Jonathan Swift

Jonathan Swift - Public domain
Jonathan Swift - Public domain

Jonathan Swift (1667-1745) is a 17th century Irish writer, well known for his humorous writings. His satires and pamphlets made him a famous Dublin writer, still known today, and celebrated every year by the Irish capital where he was born.

Biography of Jonathan Swift

Jonathan Swift was born in Dublin on November 30, 1667, and was taken in by his uncles following the death of his father. As soon as he was old enough, he joined the prestigious Trinity College, where he studied from 1681 to 1688. There he discovered a passion for literature, and lived in a rather tense Dublin climate, opposing Protestants and Catholics.

Since his childhood, Swift has suffered from a then unknown disease of nausea, dizziness and tinnitus that will follow him for the rest of his life. Although handicapped by these symptoms, Swift will manage to overcome all his disadvantages. Today’s medicine seems to think it is Menière’s disease.

After finishing his studies, Jonathan Swift left Ireland for England, in County Leicester. There he meets his mother, and is hired as a secretary for the politician Sir William Temple. He also becomes the tutor of Esther Johnson, Temple’s illegitimate daughter, and will be in love with her for many years.

The money he received for his work enabled him to finance theological studies, which he completed in 1692. During this time, he joined Freemasonry, and still frequented Esther Johnson. Upon completion of his theological studies, Jonathan Swift officially became a pastor in Kilroot. He will not stay there for long, and will join Sir William Temple in Moor Park. There he wrote “The Battle of the Books” and then the “Tale of the Barrel”, a satirical text attacking the stupidity and ignorance of the society of the time. Queen Anne expressed her displeasure to him.

As early as 1701, Swift was again inspired and decided to write a first pamphlet: “A Discourse on the Contests and Dissentions in Athens and Rome”. The following year, he returned to Ireland with Esther Johnson, and began writing for a few local newspapers including the Examiner. There he strongly criticized the government’s inability to govern peacefully and stop the war with France. While he was writing, he entered St. Patrick’s Cathedral in Dublin, but was unable to gain access to the archbishopric, as Queen Anne refused to forgive him for his early writings.
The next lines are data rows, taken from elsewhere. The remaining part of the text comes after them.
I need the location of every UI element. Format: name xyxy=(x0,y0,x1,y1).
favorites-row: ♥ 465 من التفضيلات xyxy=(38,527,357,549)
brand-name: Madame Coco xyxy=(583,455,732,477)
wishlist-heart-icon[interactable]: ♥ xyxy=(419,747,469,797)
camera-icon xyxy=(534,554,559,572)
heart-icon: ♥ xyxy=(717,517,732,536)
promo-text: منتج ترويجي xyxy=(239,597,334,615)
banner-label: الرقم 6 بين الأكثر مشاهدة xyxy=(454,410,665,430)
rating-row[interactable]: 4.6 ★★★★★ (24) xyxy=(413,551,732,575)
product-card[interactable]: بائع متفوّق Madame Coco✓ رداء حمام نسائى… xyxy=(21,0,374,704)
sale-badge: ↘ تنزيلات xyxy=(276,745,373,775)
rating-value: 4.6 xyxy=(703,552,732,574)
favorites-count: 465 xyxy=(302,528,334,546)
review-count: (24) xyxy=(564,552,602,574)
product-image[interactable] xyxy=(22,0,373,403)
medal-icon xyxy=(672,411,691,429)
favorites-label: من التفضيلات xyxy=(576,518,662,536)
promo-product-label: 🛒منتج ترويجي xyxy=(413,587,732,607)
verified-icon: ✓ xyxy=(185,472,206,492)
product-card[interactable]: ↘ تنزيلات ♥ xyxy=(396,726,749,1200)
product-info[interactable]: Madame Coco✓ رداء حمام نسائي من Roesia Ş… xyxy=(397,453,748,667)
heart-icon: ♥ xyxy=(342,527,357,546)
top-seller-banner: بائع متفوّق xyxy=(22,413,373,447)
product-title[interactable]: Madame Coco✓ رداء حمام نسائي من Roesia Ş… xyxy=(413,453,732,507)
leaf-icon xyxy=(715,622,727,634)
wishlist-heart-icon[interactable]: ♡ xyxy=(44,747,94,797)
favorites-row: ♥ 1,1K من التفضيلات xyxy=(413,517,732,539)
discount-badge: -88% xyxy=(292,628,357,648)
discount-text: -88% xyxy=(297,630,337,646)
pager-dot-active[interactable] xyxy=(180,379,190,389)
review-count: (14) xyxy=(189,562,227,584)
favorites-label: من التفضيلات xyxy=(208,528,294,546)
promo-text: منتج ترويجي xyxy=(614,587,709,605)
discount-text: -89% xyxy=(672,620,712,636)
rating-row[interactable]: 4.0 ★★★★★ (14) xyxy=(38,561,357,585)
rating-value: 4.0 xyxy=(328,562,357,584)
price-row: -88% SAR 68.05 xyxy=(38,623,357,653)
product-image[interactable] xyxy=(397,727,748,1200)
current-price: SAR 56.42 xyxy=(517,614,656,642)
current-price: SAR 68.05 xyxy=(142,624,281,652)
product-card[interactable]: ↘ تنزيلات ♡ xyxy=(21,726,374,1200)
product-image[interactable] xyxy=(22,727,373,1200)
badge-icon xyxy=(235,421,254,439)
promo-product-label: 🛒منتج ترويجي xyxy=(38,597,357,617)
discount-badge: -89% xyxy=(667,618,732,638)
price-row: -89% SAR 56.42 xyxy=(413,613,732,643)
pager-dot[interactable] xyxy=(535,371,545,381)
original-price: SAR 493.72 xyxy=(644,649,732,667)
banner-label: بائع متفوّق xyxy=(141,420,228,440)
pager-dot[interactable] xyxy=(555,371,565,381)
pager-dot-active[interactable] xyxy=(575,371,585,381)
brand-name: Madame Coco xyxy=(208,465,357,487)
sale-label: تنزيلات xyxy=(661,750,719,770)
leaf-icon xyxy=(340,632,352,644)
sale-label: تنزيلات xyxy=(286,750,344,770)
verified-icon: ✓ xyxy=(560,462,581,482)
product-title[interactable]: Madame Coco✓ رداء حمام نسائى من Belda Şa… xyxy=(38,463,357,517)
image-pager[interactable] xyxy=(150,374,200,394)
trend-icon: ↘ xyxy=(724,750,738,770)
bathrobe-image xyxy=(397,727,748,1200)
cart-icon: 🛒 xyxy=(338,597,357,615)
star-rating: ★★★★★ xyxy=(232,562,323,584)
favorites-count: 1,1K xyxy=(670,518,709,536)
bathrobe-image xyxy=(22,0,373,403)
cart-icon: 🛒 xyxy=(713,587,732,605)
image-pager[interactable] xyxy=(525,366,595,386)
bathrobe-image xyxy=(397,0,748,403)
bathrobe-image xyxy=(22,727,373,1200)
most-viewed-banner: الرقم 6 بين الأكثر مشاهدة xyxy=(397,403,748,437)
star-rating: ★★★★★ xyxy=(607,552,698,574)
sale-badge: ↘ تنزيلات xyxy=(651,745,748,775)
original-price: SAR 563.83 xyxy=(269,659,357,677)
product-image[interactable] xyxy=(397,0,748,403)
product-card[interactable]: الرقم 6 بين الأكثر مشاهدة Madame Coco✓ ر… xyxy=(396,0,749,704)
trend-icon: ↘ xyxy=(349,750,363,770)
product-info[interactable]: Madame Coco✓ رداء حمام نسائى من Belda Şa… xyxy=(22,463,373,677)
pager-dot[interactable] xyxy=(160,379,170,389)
In 1728, Jonathan Swift lost Esther Johnson, and became involved in numerous political writings with arguments of rare virulence. Many of his readers both appreciated and feared his texts, so cynical and implacable were they.

Jonathan Swift died in Dublin on October 19, 1745 and was buried in his cathedral alongside his wife Esther Johnson. The words on his grave read: “Here lies the remains of Jonathan Swift, D.D., the dean of this cathedral, whose heart will no longer be torn apart by fierce indignation. Go your way, traveler, and imitate if you can the man who defended freedom against all odds”.